Comparison of template-based modeling statistics for the 61 ENSPEC/NYSGXRC structures and all 327 NYSGXRC structures (May 2007) An acceptable model is defined to be based on a significant PSI-BLAST E-value (0.0001) or a favorable GA341 model score (>0.7) Breaking down the modeling leverage by sequence identity reveals that the modeling leverage for the amidohydrolase and enolase superfamily structures is higher and lower than that for all NYSGXRC structures below and above the sequence identity cutoff of 30%, respectively. These differences are likely due in part to the relatively high diversity in the amidohydrolase and enolase superfamilies. Upon initiation of the ENSPEC/NYSGXRC effort in June 2005, 45% of all known members of the amidohydrolase and enolase superfamilies were related to a known structure with a sequence identity higher than 30%. Due to the increased number of templates from the amidohydrolase and enolase superfamilies contributed by our consortia, this number increased to from 45% to 73%. The total number of unique sequences modeled using the new amidohydrolase and enolase superfamily structures is 11,097, approximately 30% more than the number of known sequences from the amidohydrolase and enolase superfamilies.

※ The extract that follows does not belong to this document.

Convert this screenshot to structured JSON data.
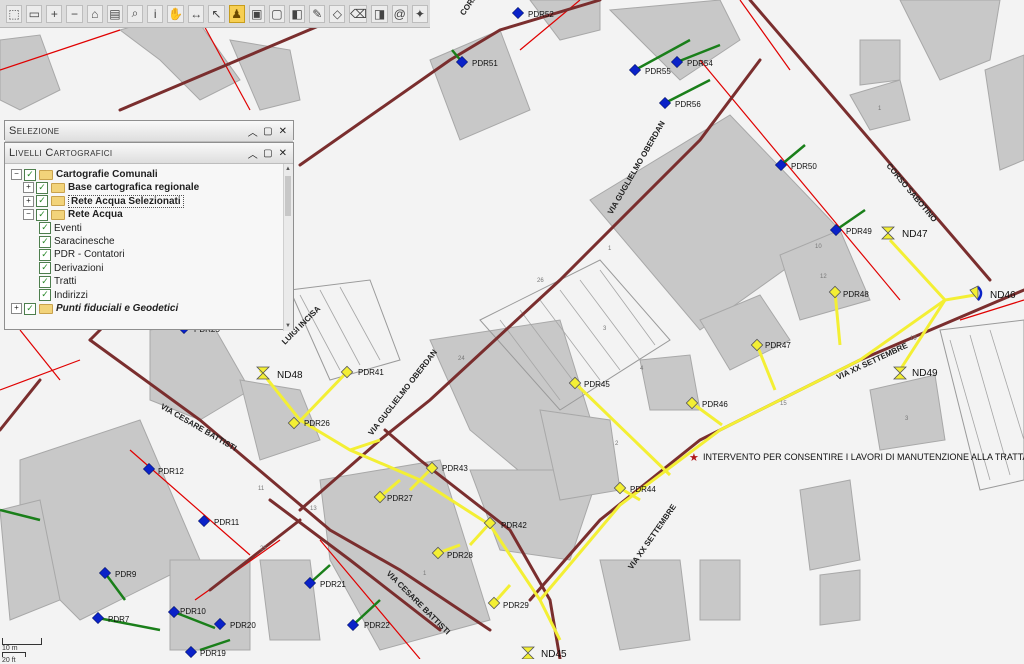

Among these additional sequences, we expect both members of other superfamilies with the TIM barrel fold, as well as currently unidentified members of the amidohydrolase and enolase superfamilies, because the sequence databases have been growing by approximately 50% since 2005, and also because we concentrated on selecting only targets from the NYSGXRC genomes in the target selection process for this project.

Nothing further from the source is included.